John Ruskin’s third essay “Qui Judicatis Terram” in his work Unto This Last reveals the essayist advocating for a more ethical mercantile economy in which merchants conduct business that is both legal and just. Opposed to the widely held belief by "political economists” that the merchant’s discipline is “simply the science of getting rich” without regard for “the development of social affections,” Ruskin argues instead for a science that heralds not only the legal but the just accumulation of wealth. Justice, Ruskin asserts, “is curiously overlooked in the ordinary political economist’s definition of his own ‘science’,” for, the economist’s definition, as it stands, allows businessmen to conduct “proceedings that may be legal” but “which are by no means just.” In order to prove this point, Ruskin calls into question the rhetoric behind the definition of the economist’s science:
So that it is clear the popular economist, in calling his science the science par excellence of getting rich, must attach some peculiar ideas of limitation to its character. I hope I do not misrepresent him, by assuming that he means his science to be the science of “getting rich by legal or just means.” In this definition, is the word “just,” or “legal,” finally to stand? For it is possible among certain nations, or under certain rulers, or by help of certain advocates, that proceedings may be legal which are by no means just. If, therefore, we leave at last only the word “just” in that place of our definition, the insertion of this solitary and small word will make a notable difference in the grammar of our science. For then it will follow that in order to grow rich scientifically, we must grow rich justly; and, therefore, know what is just; so that our economy will no longer depend merely on prudence, but on jurisprudence — and that of divine, not human law.
For Ruskin, the unjust “proceedings” of these “men of business” narrow-mindedly disregard “what other losses and gains, far away among the dark streets, are essentially, though invisibly, dependent on” their actions. Therefore, if the science of economics were to promote that “in order to grow rich scientifically,” one must also “grow rich justly”, it would foster a moral consciousness that takes into consideration the welfare of “the whole human race.” Essentially then, Ruskin’s definition of a legal and just economics aims to produce not just merchants but “righteous” men, “distinguished from the unrighteous by [their] desire and hope for justice.”
1. What techniques, if any, in the passage quoted above does Ruskin employ to show that he is being satirical? Is he successful?

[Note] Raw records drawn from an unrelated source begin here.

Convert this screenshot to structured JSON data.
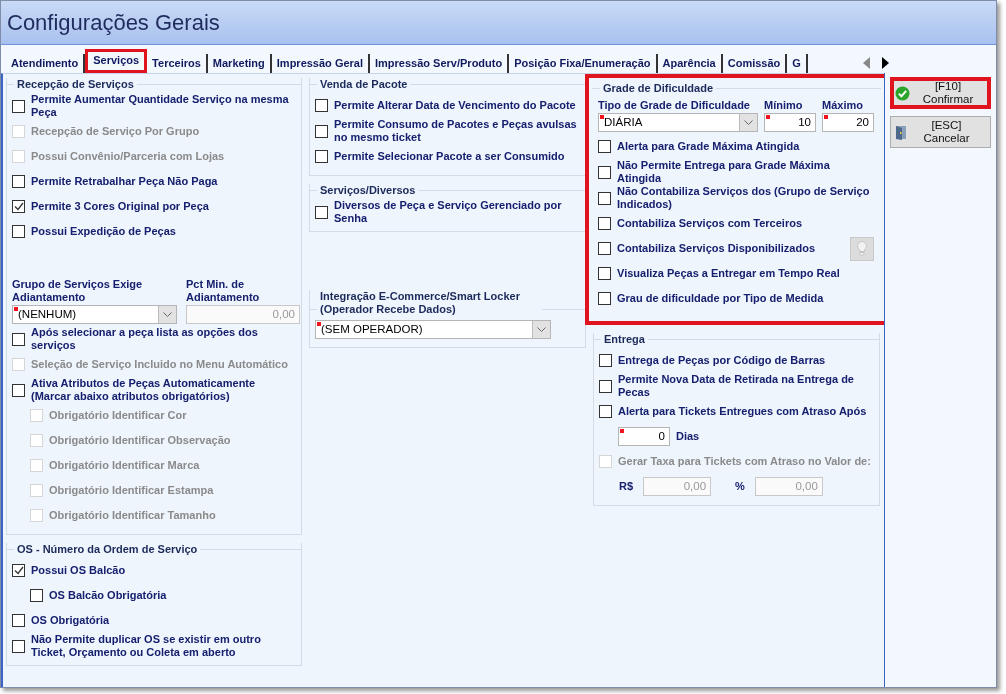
{
  "window": {
    "title": "Configurações Gerais"
  },
  "tabs": [
    {
      "label": "Atendimento",
      "selected": false,
      "highlighted": false
    },
    {
      "label": "Serviços",
      "selected": true,
      "highlighted": true
    },
    {
      "label": "Terceiros",
      "selected": false,
      "highlighted": false
    },
    {
      "label": "Marketing",
      "selected": false,
      "highlighted": false
    },
    {
      "label": "Impressão Geral",
      "selected": false,
      "highlighted": false
    },
    {
      "label": "Impressão Serv/Produto",
      "selected": false,
      "highlighted": false
    },
    {
      "label": "Posição Fixa/Enumeração",
      "selected": false,
      "highlighted": false
    },
    {
      "label": "Aparência",
      "selected": false,
      "highlighted": false
    },
    {
      "label": "Comissão",
      "selected": false,
      "highlighted": false
    },
    {
      "label": "G",
      "selected": false,
      "highlighted": false
    }
  ],
  "columns": [
    [
      {
        "title": "Recepção de Serviços",
        "items": [
          {
            "kind": "checkbox",
            "label": "Permite Aumentar Quantidade Serviço na mesma Peça",
            "checked": false,
            "disabled": false
          },
          {
            "kind": "checkbox",
            "label": "Recepção de Serviço Por Grupo",
            "checked": false,
            "disabled": true
          },
          {
            "kind": "checkbox",
            "label": "Possui Convênio/Parceria com Lojas",
            "checked": false,
            "disabled": true
          },
          {
            "kind": "checkbox",
            "label": "Permite Retrabalhar Peça Não Paga",
            "checked": false,
            "disabled": false
          },
          {
            "kind": "checkbox",
            "label": "Permite 3 Cores Original por Peça",
            "checked": true,
            "disabled": false
          },
          {
            "kind": "checkbox",
            "label": "Possui Expedição de Peças",
            "checked": false,
            "disabled": false
          },
          {
            "kind": "fields",
            "fields": [
              {
                "kind": "select",
                "label": "Grupo de Serviços Exige Adiantamento",
                "value": "(NENHUM)",
                "required": true,
                "disabled": false
              },
              {
                "kind": "number",
                "label": "Pct Min. de Adiantamento",
                "value": "0,00",
                "required": false,
                "disabled": true
              }
            ]
          },
          {
            "kind": "checkbox",
            "label": "Após selecionar a peça lista as opções dos serviços",
            "checked": false,
            "disabled": false
          },
          {
            "kind": "checkbox",
            "label": "Seleção de Serviço Incluido no Menu Automático",
            "checked": false,
            "disabled": true
          },
          {
            "kind": "checkbox",
            "label": "Ativa Atributos de Peças Automaticamente (Marcar abaixo atributos obrigatórios)",
            "checked": false,
            "disabled": false,
            "children": [
              {
                "kind": "checkbox",
                "label": "Obrigatório Identificar Cor",
                "checked": false,
                "disabled": true
              },
              {
                "kind": "checkbox",
                "label": "Obrigatório Identificar Observação",
                "checked": false,
                "disabled": true
              },
              {
                "kind": "checkbox",
                "label": "Obrigatório Identificar Marca",
                "checked": false,
                "disabled": true
              },
              {
                "kind": "checkbox",
                "label": "Obrigatório Identificar Estampa",
                "checked": false,
                "disabled": true
              },
              {
                "kind": "checkbox",
                "label": "Obrigatório Identificar Tamanho",
                "checked": false,
                "disabled": true
              }
            ]
          }
        ]
      },
      {
        "title": "OS - Número da Ordem de Serviço",
        "items": [
          {
            "kind": "checkbox",
            "label": "Possui OS Balcão",
            "checked": true,
            "disabled": false,
            "children": [
              {
                "kind": "checkbox",
                "label": "OS Balcão Obrigatória",
                "checked": false,
                "disabled": false
              }
            ]
          },
          {
            "kind": "checkbox",
            "label": "OS Obrigatória",
            "checked": false,
            "disabled": false
          },
          {
            "kind": "checkbox",
            "label": "Não Permite duplicar OS se existir em outro Ticket, Orçamento ou Coleta em aberto",
            "checked": false,
            "disabled": false
          }
        ]
      }
    ],
    [
      {
        "title": "Venda de Pacote",
        "items": [
          {
            "kind": "checkbox",
            "label": "Permite Alterar Data de Vencimento do Pacote",
            "checked": false,
            "disabled": false
          },
          {
            "kind": "checkbox",
            "label": "Permite Consumo de Pacotes  e Peças avulsas no mesmo ticket",
            "checked": false,
            "disabled": false
          },
          {
            "kind": "checkbox",
            "label": "Permite Selecionar Pacote a ser Consumido",
            "checked": false,
            "disabled": false
          }
        ]
      },
      {
        "title": "Serviços/Diversos",
        "items": [
          {
            "kind": "checkbox",
            "label": "Diversos de Peça e Serviço Gerenciado por Senha",
            "checked": false,
            "disabled": false
          }
        ]
      },
      {
        "title": "Integração E-Commerce/Smart Locker (Operador Recebe Dados)",
        "items": [
          {
            "kind": "fields",
            "fields": [
              {
                "kind": "select",
                "value": "(SEM OPERADOR)",
                "required": true,
                "disabled": false
              }
            ]
          }
        ]
      }
    ],
    [
      {
        "title": "Grade de Dificuldade",
        "highlighted": true,
        "items": [
          {
            "kind": "fields",
            "fields": [
              {
                "kind": "select",
                "label": "Tipo de Grade de Dificuldade",
                "value": "DIÁRIA",
                "required": true,
                "disabled": false
              },
              {
                "kind": "number",
                "label": "Mínimo",
                "value": "10",
                "required": true,
                "disabled": false
              },
              {
                "kind": "number",
                "label": "Máximo",
                "value": "20",
                "required": true,
                "disabled": false
              }
            ]
          },
          {
            "kind": "checkbox",
            "label": "Alerta para Grade Máxima Atingida",
            "checked": false,
            "disabled": false
          },
          {
            "kind": "checkbox",
            "label": "Não Permite Entrega para Grade Máxima Atingida",
            "checked": false,
            "disabled": false
          },
          {
            "kind": "checkbox",
            "label": "Não Contabiliza Serviços dos (Grupo de Serviço Indicados)",
            "checked": false,
            "disabled": false
          },
          {
            "kind": "checkbox",
            "label": "Contabiliza Serviços com Terceiros",
            "checked": false,
            "disabled": false
          },
          {
            "kind": "checkbox",
            "label": "Contabiliza Serviços Disponibilizados",
            "checked": false,
            "disabled": false,
            "tip": true
          },
          {
            "kind": "checkbox",
            "label": "Visualiza Peças a Entregar em Tempo Real",
            "checked": false,
            "disabled": false
          },
          {
            "kind": "checkbox",
            "label": "Grau de dificuldade por Tipo de Medida",
            "checked": false,
            "disabled": false
          }
        ]
      },
      {
        "title": "Entrega",
        "items": [
          {
            "kind": "checkbox",
            "label": "Entrega de Peças por Código de Barras",
            "checked": false,
            "disabled": false
          },
          {
            "kind": "checkbox",
            "label": "Permite Nova Data de Retirada na Entrega de Pecas",
            "checked": false,
            "disabled": false
          },
          {
            "kind": "checkbox",
            "label": "Alerta para Tickets Entregues com Atraso Após",
            "checked": false,
            "disabled": false
          },
          {
            "kind": "days",
            "value": "0",
            "unit": "Dias",
            "required": true
          },
          {
            "kind": "checkbox",
            "label": "Gerar Taxa para Tickets com Atraso no Valor de:",
            "checked": false,
            "disabled": true
          },
          {
            "kind": "amounts",
            "fields": [
              {
                "prefix": "R$",
                "value": "0,00",
                "disabled": true
              },
              {
                "prefix": "%",
                "value": "0,00",
                "disabled": true
              }
            ]
          }
        ]
      }
    ]
  ],
  "buttons": [
    {
      "kind": "confirm",
      "key": "[F10]",
      "label": "Confirmar",
      "highlighted": true
    },
    {
      "kind": "cancel",
      "key": "[ESC]",
      "label": "Cancelar"
    }
  ]
}
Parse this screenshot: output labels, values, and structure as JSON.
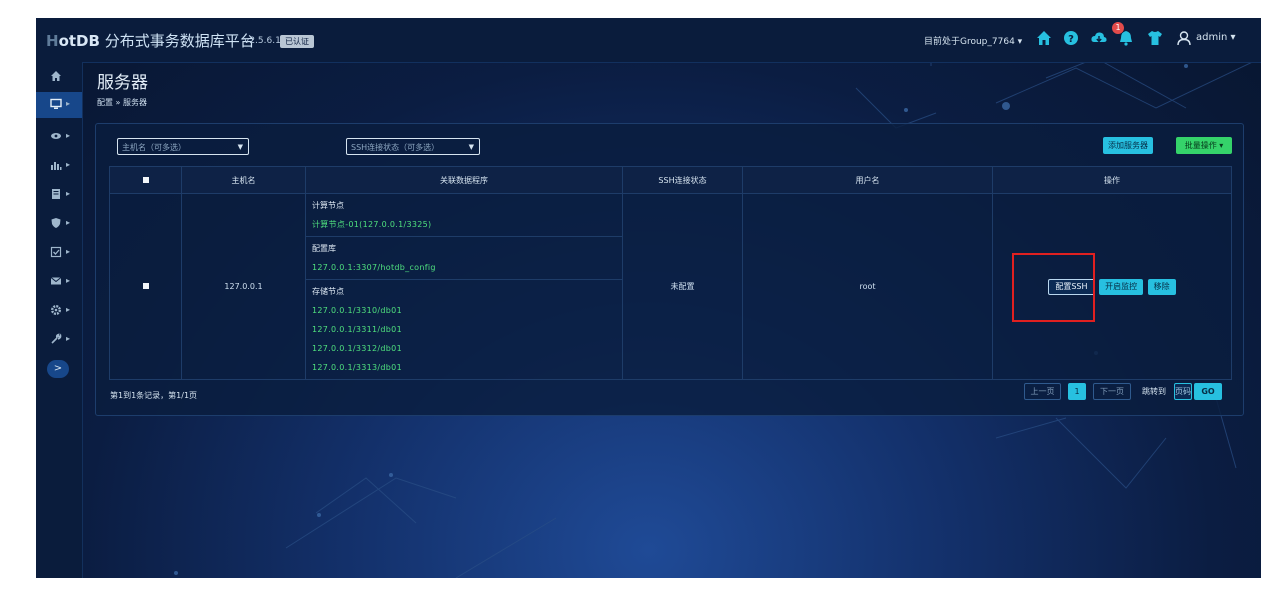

2. Throughout his essays Ruskin references the Italian poet Dante. In what ways are Ruskin’s references to antiquity similar to those of Montaigne’s in “Of Cannibals”? In what ways do they differ?
3. In this essay, “Qui Judicatis Terram”, Ruskin writes:
I know no previous instance in history of a nation's establishing a systematic disobedience to the first principles of its professed religion. The writings which we (verbally) esteem as divine, not only denounce the love of money as the source of all evil, and as an idolatry abhorred of the Deity, but declare mammon service to be the accurate and irreconcilable opposite of God's service: and, whenever they speak of riches absolute, and poverty absolute, declare woe to the rich, and blessing to the poor. Whereupon we forthwith investigate a science of becoming rich, as the shortest road to national prosperity.
How does religion play into Ruskin’s attitudes towards this “science of becoming rich”? Is Ruskin arguing for the abolishment of wealth or is he simply advocating for a more divine purpose to the merchant’s profession?